Os anos passaram, casei, os filhos vieram e meu filho mostrou, desde menino, grande aptidão para o desenho. Comecei a comprar lápis de cor em grande quantidade para estimular a sua vocação, lápis de cera, Crayola, coisas de lojas de desenho de Nova Iorque e Paris (morávamos lá quando eu era correspondente do JB). Eram lojas fabulosas, mas a presença das caixas de lápis de cor, ali, oferecidas, pareciam inibir o meu desejo. Não comprei.

Passaram-se mais alguns anos. De volta ao Brasil, não sei direito se contei o sonho de menino a meu filho Pedro (se contei, esqueci), mas um dia, vindo de Cannes, onde fora participar do Festival de Cinema Publicitário, chegou com um embrulho do tamanho de uma maleta 007 e deixei-o sobre a minha mesa sem dizer nada. Abri o embrulho e não acreditei. Lá estava a maior caixa de lápis de cor que ja vira.
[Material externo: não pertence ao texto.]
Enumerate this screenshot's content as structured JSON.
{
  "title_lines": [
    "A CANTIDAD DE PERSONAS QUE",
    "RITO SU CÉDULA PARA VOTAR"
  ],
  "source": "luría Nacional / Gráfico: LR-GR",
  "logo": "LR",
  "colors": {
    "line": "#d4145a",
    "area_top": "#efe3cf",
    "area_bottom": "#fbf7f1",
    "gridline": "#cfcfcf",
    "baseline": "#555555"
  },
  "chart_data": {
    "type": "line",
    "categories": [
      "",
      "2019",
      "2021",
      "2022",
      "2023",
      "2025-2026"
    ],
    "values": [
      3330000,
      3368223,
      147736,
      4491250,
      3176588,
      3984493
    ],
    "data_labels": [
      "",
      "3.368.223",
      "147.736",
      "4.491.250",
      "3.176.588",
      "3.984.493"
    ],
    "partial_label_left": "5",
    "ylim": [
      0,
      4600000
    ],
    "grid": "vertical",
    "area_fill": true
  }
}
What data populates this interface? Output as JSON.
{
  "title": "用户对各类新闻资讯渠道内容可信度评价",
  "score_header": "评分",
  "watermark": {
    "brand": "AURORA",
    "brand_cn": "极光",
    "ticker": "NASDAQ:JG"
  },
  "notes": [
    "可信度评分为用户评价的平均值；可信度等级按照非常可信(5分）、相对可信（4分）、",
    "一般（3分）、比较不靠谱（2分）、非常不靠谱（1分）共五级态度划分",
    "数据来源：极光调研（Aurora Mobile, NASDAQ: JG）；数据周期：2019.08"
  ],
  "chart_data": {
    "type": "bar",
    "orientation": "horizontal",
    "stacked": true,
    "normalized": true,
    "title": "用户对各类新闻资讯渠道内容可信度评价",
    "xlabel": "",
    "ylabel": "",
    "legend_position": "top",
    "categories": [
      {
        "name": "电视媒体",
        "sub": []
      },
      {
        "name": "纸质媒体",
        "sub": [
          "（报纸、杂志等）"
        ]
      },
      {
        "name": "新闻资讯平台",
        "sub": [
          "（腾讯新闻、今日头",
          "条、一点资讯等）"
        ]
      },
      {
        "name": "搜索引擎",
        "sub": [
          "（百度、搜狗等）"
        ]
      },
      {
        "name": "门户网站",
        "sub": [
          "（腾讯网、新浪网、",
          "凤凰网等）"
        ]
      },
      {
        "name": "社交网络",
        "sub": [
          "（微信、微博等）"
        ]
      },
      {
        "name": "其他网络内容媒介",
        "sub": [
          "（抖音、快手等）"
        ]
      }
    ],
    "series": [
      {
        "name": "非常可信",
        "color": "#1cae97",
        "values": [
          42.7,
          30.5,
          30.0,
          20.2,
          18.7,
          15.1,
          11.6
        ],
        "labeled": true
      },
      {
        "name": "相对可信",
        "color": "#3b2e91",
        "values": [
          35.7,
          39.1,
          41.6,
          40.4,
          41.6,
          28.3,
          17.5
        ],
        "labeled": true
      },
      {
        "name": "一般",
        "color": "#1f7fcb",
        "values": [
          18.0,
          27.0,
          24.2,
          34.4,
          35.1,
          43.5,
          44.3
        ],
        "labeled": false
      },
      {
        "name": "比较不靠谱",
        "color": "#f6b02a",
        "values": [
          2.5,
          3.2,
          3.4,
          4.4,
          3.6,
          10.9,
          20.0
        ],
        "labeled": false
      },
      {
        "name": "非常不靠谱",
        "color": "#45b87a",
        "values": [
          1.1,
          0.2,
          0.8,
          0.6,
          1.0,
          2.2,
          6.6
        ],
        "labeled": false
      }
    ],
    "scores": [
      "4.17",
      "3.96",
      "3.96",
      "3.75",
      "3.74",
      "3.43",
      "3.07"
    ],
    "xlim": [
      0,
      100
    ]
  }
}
Toda em madeira, com gavetas e gavetas cheias de todos os matizes possíveis, com todos os pigmentos do mundo. O Rolls Royce das Caran d'Ache. A caixa de meus sonhos de menino. Uso-a com muito ciúme, cuidado e parcimônia. Tenho medo à medida que os lápis vão ficando menores. É como se o encanto daquilo pudesse ir se apagando aos poucos. Abro, fico olhando, e é tão bonito que dá pena usar. Ela reaviva sonhos e fantasias. De ficar ao ar livre desenhando e pintando paisagens. Serei ainda capaz?

De qualquer forma, foi o melhor presente que ganhei, depois de meus dois filhos, Pedro e Ana, e de um par de pequenos cachorrinhos de louça, que Liège (minha mulher) e eu compramos, juntos, nas Lojas Americanas, bem no início de nosso namoro. São duas minúsculas pecinhas, de alguns ralos cruzeiros, que nos acompanham há exatos 42 anos e simbolizam toda uma vida de amor. Neste domingo, Papai Noel já passou pelo Natal e os Reis Magos ainda estão seguindo a estrela guia que os levará, com seus presentes, ao Menino da Esperança. Para todos, todos vocês, o que desejar senão muito amor, muita paz e felicidade em 2004?